Typhoid Mary werd op deze dag in 1869 geboren, en haar naam is een synoniem geworden voor ziektedragers, maar wie was Typhoid Mary en waarom was ze meer dan een decennium bezig met het verspreiden van de dodelijke ziekte?
Mary Mallon, ook wel Typhoid Mary genoemd
The New York American
Onwetendheid, niet kwaadwilligheid, maakte van Mary Mallon een moordenaar. Hoewel een reeks dokters haar jarenlang trachtten te overtuigen dat, hoewel ze perfect gezond was, haar lichaam een bloeiende populatie bacteriën herbergde, weigerde ze hen te geloven. Ze verwaarloosde ook de basishygiëne, zelfs toen dokters er bij haar op aandrongen om haar handen zorgvuldiger en vaker te wassen. Mallon liep niet expres rond in New York om mensen te besmetten als een soort gestoord menselijk biowapen; ze waste gewoon niet vaak genoeg haar handen en geloofde het bewijs niet.
George Sober, de dokter die Mary voor het eerst als drager identificeerde, herinnerde zich haar leven en persoonlijkheid in een essay uit 1939. Zijn portret van Mary Mallon onthult een opvliegend, koppig en pijnlijk geïsoleerd persoon. Ze had nooit langer dan een paar maanden een baan, ze verhuisde vaak, en ze schijnt moeite gehad te hebben om vrienden te maken of te houden. Het is moeilijk om te speculeren, een eeuw later, of haar sociale isolatie, haar koppigheid, en haar naar buiten toe verbijsterende beslissingen het product waren van een niet gediagnosticeerde geestelijke gezondheidstoestand of gewoon een moeilijke persoonlijkheid.
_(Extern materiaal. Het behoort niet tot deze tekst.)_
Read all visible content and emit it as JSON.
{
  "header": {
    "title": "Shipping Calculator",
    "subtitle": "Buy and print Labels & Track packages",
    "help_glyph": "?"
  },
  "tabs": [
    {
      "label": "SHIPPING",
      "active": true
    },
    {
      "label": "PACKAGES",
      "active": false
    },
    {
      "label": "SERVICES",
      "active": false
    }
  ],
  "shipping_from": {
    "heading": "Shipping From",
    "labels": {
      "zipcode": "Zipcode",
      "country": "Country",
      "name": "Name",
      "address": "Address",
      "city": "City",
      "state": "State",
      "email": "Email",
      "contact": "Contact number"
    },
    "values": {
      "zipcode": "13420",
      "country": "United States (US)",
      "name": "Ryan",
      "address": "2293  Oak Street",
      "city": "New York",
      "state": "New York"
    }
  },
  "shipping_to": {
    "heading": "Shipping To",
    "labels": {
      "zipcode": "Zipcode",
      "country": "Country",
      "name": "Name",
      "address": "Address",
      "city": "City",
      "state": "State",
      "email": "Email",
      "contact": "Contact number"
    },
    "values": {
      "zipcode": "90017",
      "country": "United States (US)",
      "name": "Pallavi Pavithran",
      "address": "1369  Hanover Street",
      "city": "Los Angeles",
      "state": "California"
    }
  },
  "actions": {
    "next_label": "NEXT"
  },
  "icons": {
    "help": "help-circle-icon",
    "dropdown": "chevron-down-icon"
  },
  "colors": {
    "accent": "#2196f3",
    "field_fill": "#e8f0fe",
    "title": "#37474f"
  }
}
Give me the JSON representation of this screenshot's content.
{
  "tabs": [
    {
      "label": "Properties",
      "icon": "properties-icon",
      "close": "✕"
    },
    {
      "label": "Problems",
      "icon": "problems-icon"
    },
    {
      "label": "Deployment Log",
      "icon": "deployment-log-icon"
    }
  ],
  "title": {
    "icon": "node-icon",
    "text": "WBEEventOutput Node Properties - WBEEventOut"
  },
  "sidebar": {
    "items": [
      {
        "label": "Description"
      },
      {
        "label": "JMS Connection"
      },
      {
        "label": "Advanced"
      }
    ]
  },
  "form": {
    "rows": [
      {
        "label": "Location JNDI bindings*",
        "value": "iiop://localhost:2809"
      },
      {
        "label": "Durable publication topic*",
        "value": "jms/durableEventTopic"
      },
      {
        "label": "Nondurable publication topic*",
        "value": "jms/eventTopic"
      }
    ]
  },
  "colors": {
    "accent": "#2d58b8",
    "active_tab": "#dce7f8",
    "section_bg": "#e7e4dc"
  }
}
Sober schrijft,
Ik zag Mary Mallon voor het eerst tweeëndertig jaar geleden, dat wil zeggen in 1907. Ze was toen ongeveer veertig jaar oud en op het hoogtepunt van haar lichamelijke en geestelijke vermogens. Ze was 1.80 meter lang, blond met helder blauwe ogen, een gezonde kleur en een enigszins vastberaden mond en kaak. Mary had een goed figuur en zou atletisch genoemd kunnen worden als ze niet een beetje te zwaar was geweest. Zij was trots op haar kracht en uithoudingsvermogen en spaarde zich in die tijd en nog vele jaren daarna nooit in de uitoefening daarvan. Niets was zo kenmerkend aan haar als haar manier van lopen, tenzij het haar verstand was. De twee hadden een bijzonderheid gemeen. Zij kon een uitstekende brief schrijven, voor zover het de compositie en spelling betrof. Ze schreef met een grote, duidelijke, vette hand, en met een opmerkelijke uniformiteit. Zij las veel in de dagen van haar gevangenschap en miste zelden haar dagblad. Mary bezat een gewelddadig temperament waartegen, wanneer ze volledig opgewonden was, weinigen ooit hadden willen vechten.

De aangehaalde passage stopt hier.